2023年3月のNX一部改良によって装備されたボディ先端の強化部分
2024年3月のNX一部改良によって装備されたボディ後端の強化部分

 NXの採用しているTNGAプラットフォームは、RXやLMにも採用されているFFベースのGA-Kプラットフォームで、比較試乗したクルマはハイブリッドの4WD車両。タイヤは20インチを装着している。

 トヨタのGA-Kプラットフォームは非常にできがよく、パフォーマンスカバレージも広い。NXはGA-Kを採用するクルマの中でも比較的小型なポジションにあり、シャシーとしての許容力に優れている。

 さらに比較対象となるクルマは、ボディ先端、ボディ後端の強化対策がほどこされた市販モデルとなるため、そもそもの走りの能力が高い。実質的にフロア後部の強化の差を見る試乗となったが、それだけでも走りに違いがあったのは驚かされた。

 とくに改造NXで印象的だったのは、その違いの方向性が改造LSとそろっていたこと。「すっきり」とした感触が高まっており、排水口通過時にボディが振られたときの収束も速い。ガチガチに強化と言うより、ステアリングを切り増す際の姿勢変化、外乱があったときの揺れの収束などが、素早く進行する。そのため、運転そのものが楽になり、不安感も減るのを感じることができた。

 レクサス開発陣では、この4か所の強化による乗り味の変化を数値化することにも取り組んでいる。ボディ先端、ボディ後端はある程度具現化できているようで、フロア前、フロア後については指標を検討中としている。どういった入力のときに、どういう特性やモードがどのくらい変化しているのかということを見ており、「味磨き活動」によってレクサスならではの乗り味を統一的に実現しようとしている。

 今回比較試乗した改造LS、改造NXともサスペンションセッティングは市販仕様のまま。ボディのみが必要な強化を行なっている状態になっている。つまり、ボディが強化されているということは、ある入力に対してさらにサスペンションの設定を弱い方向に振ることが可能になるため、追い込んでいけば乗り心地もよい方向に持って行けるし、クルマとしてのふところが広がる。

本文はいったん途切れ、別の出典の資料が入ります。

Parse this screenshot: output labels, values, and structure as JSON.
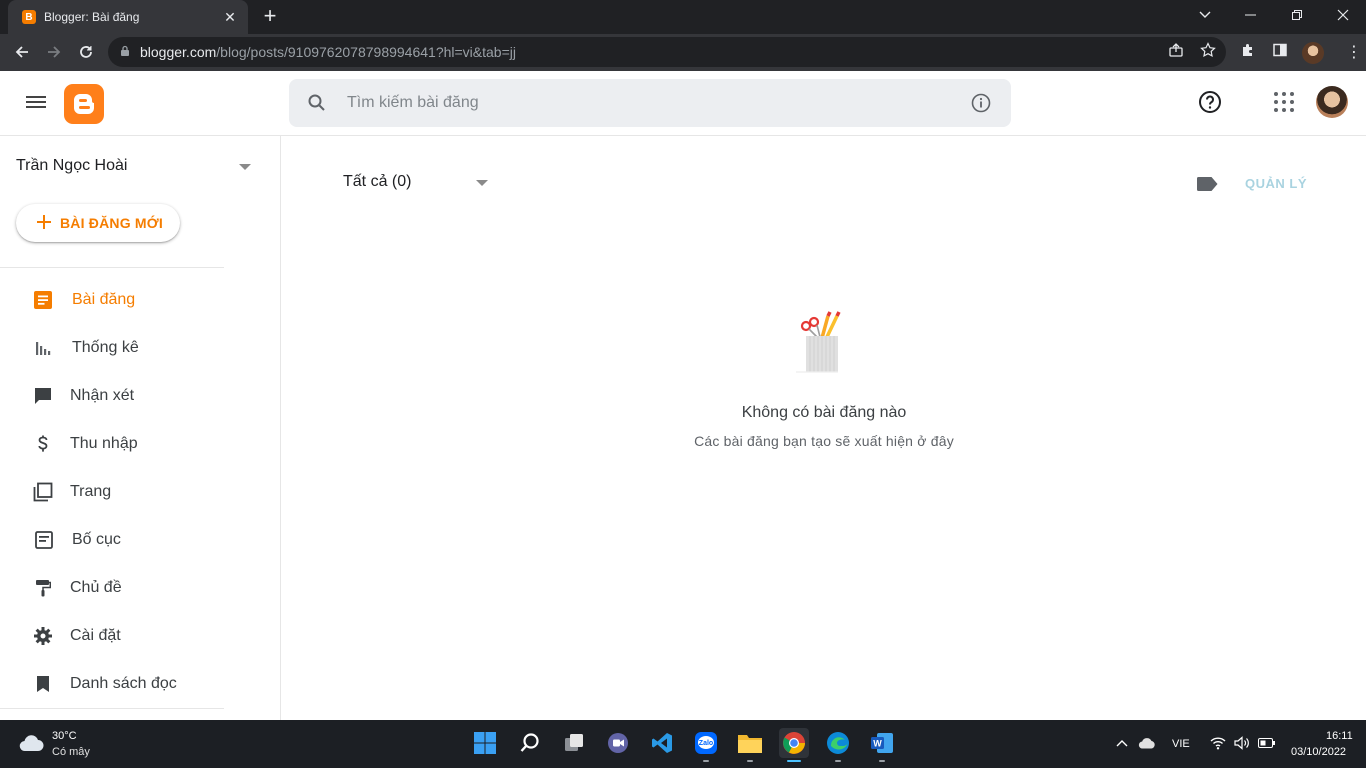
{
  "browser": {
    "tab_title": "Blogger: Bài đăng",
    "tab_favicon_letter": "B",
    "new_tab_symbol": "+",
    "url_host": "blogger.com",
    "url_path": "/blog/posts/9109762078798994641?hl=vi&tab=jj"
  },
  "header": {
    "search_placeholder": "Tìm kiếm bài đăng"
  },
  "sidebar": {
    "blog_name": "Trần Ngọc Hoài",
    "new_post_label": "BÀI ĐĂNG MỚI",
    "items": [
      {
        "label": "Bài đăng",
        "icon": "posts-icon",
        "active": true
      },
      {
        "label": "Thống kê",
        "icon": "stats-icon"
      },
      {
        "label": "Nhận xét",
        "icon": "comments-icon"
      },
      {
        "label": "Thu nhập",
        "icon": "dollar-icon"
      },
      {
        "label": "Trang",
        "icon": "pages-icon"
      },
      {
        "label": "Bố cục",
        "icon": "layout-icon"
      },
      {
        "label": "Chủ đề",
        "icon": "theme-roller-icon"
      },
      {
        "label": "Cài đặt",
        "icon": "gear-icon"
      },
      {
        "label": "Danh sách đọc",
        "icon": "bookmark-icon"
      }
    ]
  },
  "main": {
    "filter_label": "Tất cả (0)",
    "manage_label": "QUẢN LÝ",
    "empty_title": "Không có bài đăng nào",
    "empty_subtitle": "Các bài đăng bạn tạo sẽ xuất hiện ở đây"
  },
  "taskbar": {
    "weather_temp": "30°C",
    "weather_desc": "Có mây",
    "language": "VIE",
    "time": "16:11",
    "date": "03/10/2022",
    "apps": [
      "windows-start-icon",
      "search-icon",
      "task-view-icon",
      "teams-chat-icon",
      "vscode-icon",
      "zalo-icon",
      "file-explorer-icon",
      "chrome-icon",
      "edge-icon",
      "word-icon"
    ]
  },
  "colors": {
    "accent": "#f57d00",
    "manage": "#a9d3e0",
    "browser_dark": "#202124"
  }
}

 レクサス開発陣はもちろんそれを意識しており、走りの「味磨き活動」を進めていくことで「すっきりと奥深い走り」を高めていこうとしている。なお、今回はモノコック構造のGA-L、GA-K車両の比較試乗を紹介したが、レクサス開発陣によるとフレーム車でも同様の効果は出ているとのこと。今後のレクサス車の味作りには注目していきたい。

 現行のレクサスUXやNX、LMはボディ先端、ボディ後端の強化による味作りがすでに行なわれており、レクサスディーラーなどで最新のレクサス車を体感してみてほしい。